Zubaidi menilai kondisi tersebut diperparah oleh tata ruang yang tidak tertata, khususnya pembangunan perumahan yang menghambat aliran air. Menurutnya, keberadaan bangunan membuat arah aliran sungai menjadi tidak jelas dan mempercepat terjadinya banjir. “Pembangunan perumahan menjadi penyebab kedua. Setelah perumahan dibangun, aliran sungai jadi tidak jelas ke mana arahnya,” katanya.
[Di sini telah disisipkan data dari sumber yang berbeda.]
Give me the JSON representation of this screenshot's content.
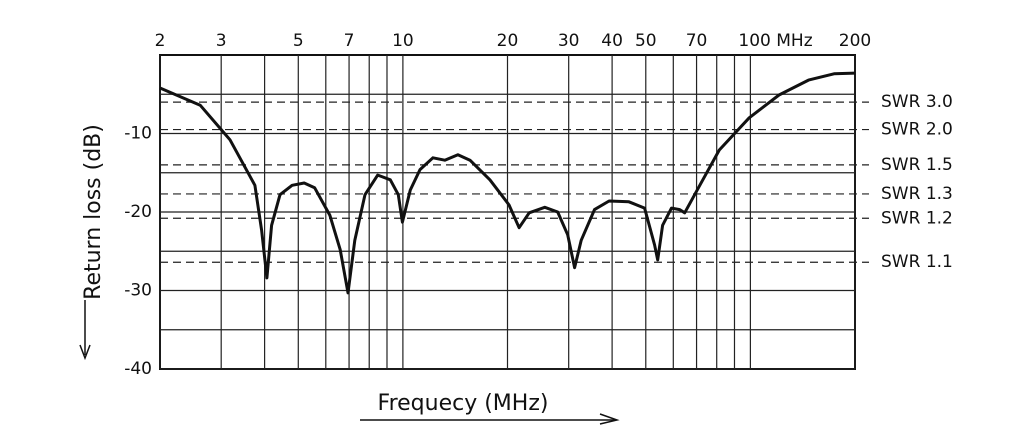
{
  "chart_data": {
    "type": "line",
    "x_label": "Frequecy (MHz)",
    "y_label": "Return loss (dB)",
    "xscale": "log",
    "xlim": [
      2,
      200
    ],
    "xticks": [
      2,
      3,
      5,
      7,
      10,
      20,
      30,
      40,
      50,
      70,
      {
        "value": 100,
        "label": "100 MHz"
      },
      200
    ],
    "xminor": [
      4,
      6,
      8,
      9,
      60,
      80,
      90
    ],
    "ylim": [
      -40,
      0
    ],
    "yticks": [
      -40,
      -30,
      -20,
      -10
    ],
    "yminor": [
      -35,
      -25,
      -15,
      -5
    ],
    "grid": true,
    "reference_lines": [
      {
        "value": -6.0,
        "label": "SWR 3.0"
      },
      {
        "value": -9.5,
        "label": "SWR 2.0"
      },
      {
        "value": -14.0,
        "label": "SWR 1.5"
      },
      {
        "value": -17.7,
        "label": "SWR 1.3"
      },
      {
        "value": -20.8,
        "label": "SWR 1.2"
      },
      {
        "value": -26.4,
        "label": "SWR 1.1"
      }
    ],
    "series": [
      {
        "color": "#111111",
        "x": [
          2,
          2.61,
          3.18,
          3.75,
          3.92,
          4.06,
          4.19,
          4.43,
          4.8,
          5.2,
          5.57,
          6.16,
          6.6,
          6.95,
          7.27,
          7.78,
          8.46,
          9.2,
          9.7,
          9.97,
          10.5,
          11.2,
          12.2,
          13.2,
          14.4,
          15.6,
          17.8,
          20.2,
          21.6,
          23.1,
          25.6,
          27.9,
          29.8,
          31.2,
          32.6,
          35.6,
          39.2,
          44.7,
          49.6,
          53,
          54.1,
          55.9,
          59.3,
          62.6,
          64.7,
          71.5,
          81.4,
          99.2,
          120.9,
          147,
          174,
          200
        ],
        "values": [
          -4.2,
          -6.4,
          -10.8,
          -16.6,
          -22.3,
          -28.4,
          -21.7,
          -17.8,
          -16.6,
          -16.3,
          -16.9,
          -20.4,
          -24.8,
          -30.3,
          -23.6,
          -17.8,
          -15.3,
          -15.9,
          -17.8,
          -21.3,
          -17.2,
          -14.6,
          -13.1,
          -13.4,
          -12.7,
          -13.4,
          -15.9,
          -19.1,
          -22.0,
          -20.1,
          -19.4,
          -20.0,
          -22.9,
          -27.1,
          -23.6,
          -19.7,
          -18.6,
          -18.7,
          -19.5,
          -24.2,
          -26.1,
          -21.7,
          -19.5,
          -19.7,
          -20.1,
          -16.6,
          -12.1,
          -8.0,
          -5.1,
          -3.2,
          -2.4,
          -2.3
        ]
      }
    ]
  }
}
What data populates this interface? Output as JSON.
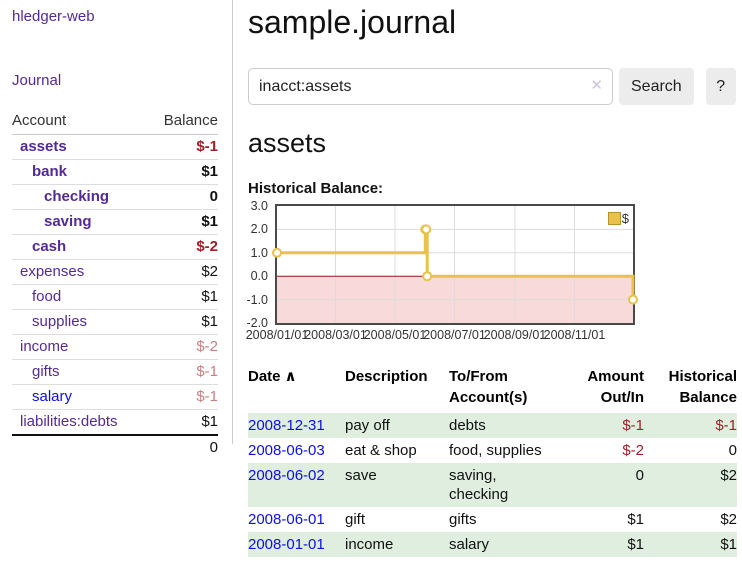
{
  "colors": {
    "visited_link_purple": "#542a95",
    "unvisited_link_blue": "#0e0ee8",
    "negative_red": "#a02028",
    "negative_faded": "#c5817f",
    "row_green": "#dfeedf",
    "chart_line_gold": "#e8c24a",
    "chart_legend_border": "#b5922e",
    "chart_negative_region_pink": "#f9dada",
    "chart_zero_line_maroon": "#8e1a1a",
    "chart_grid_gray": "#dcdcdc"
  },
  "sidebar": {
    "brand": "hledger-web",
    "nav_journal": "Journal",
    "table": {
      "headers": [
        "Account",
        "Balance"
      ],
      "rows": [
        {
          "account": "assets",
          "balance": "$-1",
          "indent": 1,
          "in_account": true
        },
        {
          "account": "bank",
          "balance": "$1",
          "indent": 2,
          "in_account": true
        },
        {
          "account": "checking",
          "balance": "0",
          "indent": 3,
          "in_account": true
        },
        {
          "account": "saving",
          "balance": "$1",
          "indent": 3,
          "in_account": true
        },
        {
          "account": "cash",
          "balance": "$-2",
          "indent": 2,
          "in_account": true
        },
        {
          "account": "expenses",
          "balance": "$2",
          "indent": 1,
          "in_account": false
        },
        {
          "account": "food",
          "balance": "$1",
          "indent": 2,
          "in_account": false
        },
        {
          "account": "supplies",
          "balance": "$1",
          "indent": 2,
          "in_account": false
        },
        {
          "account": "income",
          "balance": "$-2",
          "indent": 1,
          "in_account": false
        },
        {
          "account": "gifts",
          "balance": "$-1",
          "indent": 2,
          "in_account": false
        },
        {
          "account": "salary",
          "balance": "$-1",
          "indent": 2,
          "in_account": false,
          "unvisited": true
        },
        {
          "account": "liabilities:debts",
          "balance": "$1",
          "indent": 1,
          "in_account": false
        }
      ],
      "total": "0"
    }
  },
  "header": {
    "title": "sample.journal"
  },
  "search": {
    "value": "inacct:assets",
    "clear_icon": "✕",
    "button_label": "Search",
    "help_label": "?"
  },
  "account_page": {
    "heading": "assets",
    "chart_label": "Historical Balance:"
  },
  "chart_data": {
    "type": "line",
    "step": true,
    "title": "Historical Balance:",
    "x_range": [
      "2008-01-01",
      "2008-12-31"
    ],
    "ylim": [
      -2,
      3
    ],
    "yticks": [
      "3.0",
      "2.0",
      "1.0",
      "0.0",
      "-1.0",
      "-2.0"
    ],
    "xticks": [
      "2008/01/01",
      "2008/03/01",
      "2008/05/01",
      "2008/07/01",
      "2008/09/01",
      "2008/11/01"
    ],
    "grid": true,
    "legend_position": "top-right",
    "negative_region_shaded": true,
    "series": [
      {
        "name": "$",
        "points": [
          [
            "2008-01-01",
            1
          ],
          [
            "2008-06-01",
            2
          ],
          [
            "2008-06-02",
            2
          ],
          [
            "2008-06-03",
            0
          ],
          [
            "2008-12-31",
            -1
          ]
        ]
      }
    ]
  },
  "register": {
    "sort_icon": "∧",
    "headers": [
      "Date",
      "Description",
      "To/From Account(s)",
      "Amount Out/In",
      "Historical Balance"
    ],
    "rows": [
      {
        "date": "2008-12-31",
        "description": "pay off",
        "accounts": "debts",
        "amount": "$-1",
        "balance": "$-1"
      },
      {
        "date": "2008-06-03",
        "description": "eat & shop",
        "accounts": "food, supplies",
        "amount": "$-2",
        "balance": "0"
      },
      {
        "date": "2008-06-02",
        "description": "save",
        "accounts": "saving, checking",
        "amount": "0",
        "balance": "$2"
      },
      {
        "date": "2008-06-01",
        "description": "gift",
        "accounts": "gifts",
        "amount": "$1",
        "balance": "$2"
      },
      {
        "date": "2008-01-01",
        "description": "income",
        "accounts": "salary",
        "amount": "$1",
        "balance": "$1"
      }
    ]
  }
}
Ia memperkirakan genangan air akan surut dalam tiga hingga empat hari jika tidak turun hujan kembali. Namun, apabila hujan kembali mengguyur, jumlah warga terdampak diprediksi bertambah. Zubaidi berharap Pemerintah Kabupaten Lombok Barat melalui BPBD segera menyalurkan bantuan, serta meminta Puskesmas Perampuan melakukan pemeriksaan kesehatan di lokasi pengungsian.

“Kami berharap Puskesmas Perampuan juga bisa segera melakukan pemeriksaan kesehatan di lokasi pengungsian,” pungkasnya.

Sementara itu, Kepala Dinas PUTR Lombok Barat, Lalu Ratnawi, mengatakan pihaknya memfokuskan penanganan pada pembenahan drainase di kawasan Karang Bongkot, Labuapi. Ia menyebut tim menemukan penyumbatan parah akibat tumpukan sampah, sedimentasi, dan plat beton permanen milik warga yang menutup saluran.

“Tim saya sudah turun tadi, mungkin besok kita sudah lakukan operasi pembersihan di sana (Karang Bongkot) dengan membongkar plat-plat yang menutup saluran irigasi, khususnya di daerah Perampuan. Itu memang sedimentasi dan sampah yang membuat macet. Mau tidak mau harus dibongkar karena kita tidak tahu titik sumbatannya di mana kalau tidak dilakukan pembongkaran,” ujarnya.